Vauxhall jobs threat – unions must organise a fightback

UP TO 5,500 jobs are at risk at the Vauxhall plants in Ellesmere Port in Merseyside and in Luton, as a result of the bankruptcy of Vauxhall’s parent company General Motors (GM) in the USA.

Bill Mullins

If Vauxhall was to shut then thousands of other jobs in the supply sector would also be at risk.

GM (which employs nearly 250,000 people in the USA) has effectively been nationalised by the Obama government because of the fear of the US ruling class that letting it collapse altogether would affect millions of jobs and have serious political and social repercussions in that country.
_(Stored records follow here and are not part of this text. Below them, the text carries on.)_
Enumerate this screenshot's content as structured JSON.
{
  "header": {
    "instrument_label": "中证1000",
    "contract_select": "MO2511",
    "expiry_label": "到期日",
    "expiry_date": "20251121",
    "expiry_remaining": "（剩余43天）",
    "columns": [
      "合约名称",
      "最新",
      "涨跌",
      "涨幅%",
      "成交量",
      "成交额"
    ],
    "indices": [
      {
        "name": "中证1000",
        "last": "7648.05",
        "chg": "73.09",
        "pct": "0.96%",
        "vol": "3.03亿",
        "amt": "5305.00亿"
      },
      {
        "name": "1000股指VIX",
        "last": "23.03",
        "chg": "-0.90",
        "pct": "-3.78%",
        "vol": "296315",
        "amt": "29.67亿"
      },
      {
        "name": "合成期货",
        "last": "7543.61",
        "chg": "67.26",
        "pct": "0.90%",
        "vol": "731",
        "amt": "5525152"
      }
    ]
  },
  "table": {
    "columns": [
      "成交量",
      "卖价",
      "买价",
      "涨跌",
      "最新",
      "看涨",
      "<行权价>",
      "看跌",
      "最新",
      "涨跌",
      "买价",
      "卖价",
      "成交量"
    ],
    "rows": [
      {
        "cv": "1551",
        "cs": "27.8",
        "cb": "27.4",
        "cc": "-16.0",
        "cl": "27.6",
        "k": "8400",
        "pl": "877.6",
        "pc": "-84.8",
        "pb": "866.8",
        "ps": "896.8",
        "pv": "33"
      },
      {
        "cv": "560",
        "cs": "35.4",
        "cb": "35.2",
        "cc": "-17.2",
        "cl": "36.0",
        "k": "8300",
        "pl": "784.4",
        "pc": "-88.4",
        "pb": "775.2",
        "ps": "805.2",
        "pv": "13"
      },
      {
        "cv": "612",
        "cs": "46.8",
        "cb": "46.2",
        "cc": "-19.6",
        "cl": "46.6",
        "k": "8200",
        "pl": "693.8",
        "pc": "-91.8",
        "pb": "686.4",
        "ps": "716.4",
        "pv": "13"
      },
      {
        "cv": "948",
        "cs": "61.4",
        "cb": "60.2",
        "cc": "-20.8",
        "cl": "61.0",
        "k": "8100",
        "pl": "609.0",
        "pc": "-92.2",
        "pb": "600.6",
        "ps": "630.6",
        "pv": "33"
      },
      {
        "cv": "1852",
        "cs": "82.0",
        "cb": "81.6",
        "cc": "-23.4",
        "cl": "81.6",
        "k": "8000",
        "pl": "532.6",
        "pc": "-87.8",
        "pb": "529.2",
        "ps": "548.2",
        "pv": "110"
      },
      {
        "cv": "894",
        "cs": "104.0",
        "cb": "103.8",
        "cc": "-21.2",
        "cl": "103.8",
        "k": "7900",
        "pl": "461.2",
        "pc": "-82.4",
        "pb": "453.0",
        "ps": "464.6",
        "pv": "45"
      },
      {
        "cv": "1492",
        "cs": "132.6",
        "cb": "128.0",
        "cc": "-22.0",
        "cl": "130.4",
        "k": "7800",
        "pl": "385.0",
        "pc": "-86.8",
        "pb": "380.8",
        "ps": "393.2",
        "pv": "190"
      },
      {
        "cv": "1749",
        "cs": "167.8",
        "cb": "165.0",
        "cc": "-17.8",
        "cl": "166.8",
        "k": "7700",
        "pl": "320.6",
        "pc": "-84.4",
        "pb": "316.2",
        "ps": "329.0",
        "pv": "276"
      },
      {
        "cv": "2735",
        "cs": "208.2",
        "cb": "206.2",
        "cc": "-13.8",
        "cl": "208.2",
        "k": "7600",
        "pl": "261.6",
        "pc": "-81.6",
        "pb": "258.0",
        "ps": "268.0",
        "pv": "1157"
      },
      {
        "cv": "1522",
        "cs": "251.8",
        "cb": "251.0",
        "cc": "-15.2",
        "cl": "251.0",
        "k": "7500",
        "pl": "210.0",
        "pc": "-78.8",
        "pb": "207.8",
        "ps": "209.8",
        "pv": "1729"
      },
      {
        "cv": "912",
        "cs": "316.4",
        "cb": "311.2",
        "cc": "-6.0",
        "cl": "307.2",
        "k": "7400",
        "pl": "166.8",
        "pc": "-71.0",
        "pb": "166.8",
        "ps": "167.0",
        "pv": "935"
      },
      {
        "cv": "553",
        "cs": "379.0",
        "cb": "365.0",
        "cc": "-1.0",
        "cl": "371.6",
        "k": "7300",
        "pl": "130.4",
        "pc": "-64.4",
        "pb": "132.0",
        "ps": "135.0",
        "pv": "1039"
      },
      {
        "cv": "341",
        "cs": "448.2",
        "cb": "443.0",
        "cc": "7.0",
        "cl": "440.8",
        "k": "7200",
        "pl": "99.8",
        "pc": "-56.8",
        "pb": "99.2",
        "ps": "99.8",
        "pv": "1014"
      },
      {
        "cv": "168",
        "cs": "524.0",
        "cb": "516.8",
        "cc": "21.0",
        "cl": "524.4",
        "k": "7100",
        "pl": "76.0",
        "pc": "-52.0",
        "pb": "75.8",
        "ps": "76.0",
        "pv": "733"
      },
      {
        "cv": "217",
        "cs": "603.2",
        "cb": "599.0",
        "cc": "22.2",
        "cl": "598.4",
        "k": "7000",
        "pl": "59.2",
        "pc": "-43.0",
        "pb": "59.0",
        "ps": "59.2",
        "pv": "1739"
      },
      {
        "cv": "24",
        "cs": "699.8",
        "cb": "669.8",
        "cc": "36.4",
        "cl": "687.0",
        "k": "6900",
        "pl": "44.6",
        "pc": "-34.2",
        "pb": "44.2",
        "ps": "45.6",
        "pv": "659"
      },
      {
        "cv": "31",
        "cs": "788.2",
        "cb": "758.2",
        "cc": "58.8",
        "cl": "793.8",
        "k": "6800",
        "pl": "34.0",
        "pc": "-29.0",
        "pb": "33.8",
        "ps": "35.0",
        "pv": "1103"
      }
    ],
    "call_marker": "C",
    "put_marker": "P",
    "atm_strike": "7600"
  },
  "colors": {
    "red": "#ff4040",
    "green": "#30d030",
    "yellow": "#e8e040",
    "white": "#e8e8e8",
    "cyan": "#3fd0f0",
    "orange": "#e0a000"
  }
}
Obama has been forced to inject $60 billion into GM (giving his administration 60% control of GM), which along with another $9.5 billion from the Canadian government, puts a total of 72% – of what was once a prestigious company of US capitalism – into state hands.

In Europe, the German government too have been forced to intervene to stop Opel (as GM is known in Germany) going bust, threatening over 25,000 Opel jobs and tens of thousands more in the supply industry.
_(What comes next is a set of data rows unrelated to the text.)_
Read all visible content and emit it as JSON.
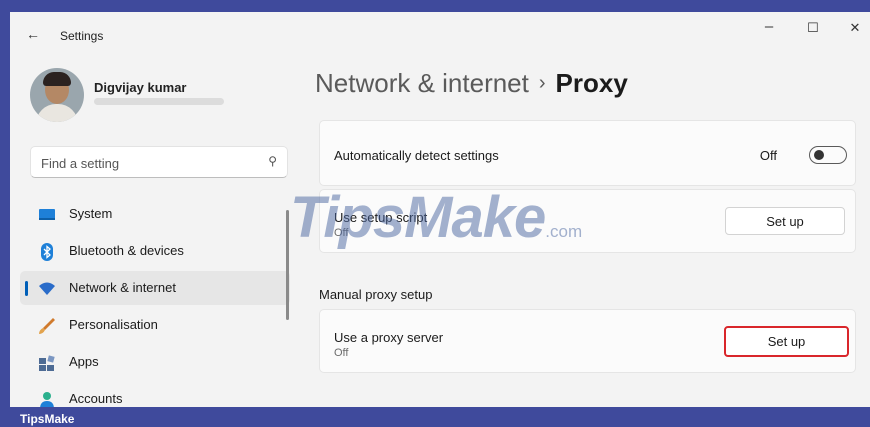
{
  "window": {
    "title": "Settings",
    "back_glyph": "←",
    "controls": {
      "minimize": "–",
      "maximize": "☐",
      "close": "✕"
    }
  },
  "user": {
    "name": "Digvijay kumar"
  },
  "search": {
    "placeholder": "Find a setting",
    "value": "",
    "icon": "⚲"
  },
  "sidebar": {
    "items": [
      {
        "label": "System",
        "icon": "system-icon",
        "color": "#1e80d8"
      },
      {
        "label": "Bluetooth & devices",
        "icon": "bluetooth-icon",
        "color": "#1e80d8"
      },
      {
        "label": "Network & internet",
        "icon": "wifi-icon",
        "color": "#2a6cc9",
        "active": true
      },
      {
        "label": "Personalisation",
        "icon": "brush-icon",
        "color": "#d07a2c"
      },
      {
        "label": "Apps",
        "icon": "apps-icon",
        "color": "#4d6b94"
      },
      {
        "label": "Accounts",
        "icon": "accounts-icon",
        "color": "#2bb08d"
      }
    ]
  },
  "breadcrumb": {
    "parent": "Network & internet",
    "separator": "›",
    "current": "Proxy"
  },
  "auto_detect": {
    "title": "Automatically detect settings",
    "state": "Off"
  },
  "setup_script": {
    "title": "Use setup script",
    "state": "Off",
    "button": "Set up"
  },
  "manual": {
    "heading": "Manual proxy setup",
    "title": "Use a proxy server",
    "state": "Off",
    "button": "Set up"
  },
  "watermark": {
    "text": "TipsMake",
    "suffix": ".com"
  },
  "footer": {
    "brand": "TipsMake"
  },
  "colors": {
    "accent": "#005fb8",
    "highlight": "#d9262b",
    "footer_bar": "#3f4a9c"
  }
}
The German government is backing a takeover of Opel by the Canadian company Magna with a government loan of $2 billion.

It is quite clear that the German government has done this only because Magna has promised to keep the German plants open (even if there are some job losses).

This leaves Vauxhall’s two British factories, along with the Belgium GM assembly plant in Antwerp, at high risk of closure.

The Unite trade union has condemned the UK government’s business secretary, Lord Mandelson, as not being sufficiently involved in the Berlin negotiations which have resulted in the agreement for restructuring GM’s European operations. But surely the issue here is not whether the British government should be involved but what the union is calling for.

Unite, as the main car workers’ union in Britain, throughout this crisis and similar crises in the past (Rover, etc), have not even called for what Obama has been forced to do, which is the nationalisation of GM.

(Though Obama only did this after he got the American unions to accept huge cut backs in health and pensions of the existing workforce and those already retired!)

What Unite should be doing – instead of just bleating that ‘Mandy has not been involved enough’ – is putting forward a programme to mobilise their members in the affected plants.

Namely:

  • That the union will fight all attempts to close any of the Vauxhall plants.
  • The government should take over and nationalise any plants under threat of closure as a result of the Berlin agreement.
  • That Unite should organise an all-European conference of GM car workers to hammer out a programme of action to defend all jobs and to defend all conditions at work including pay and pensions.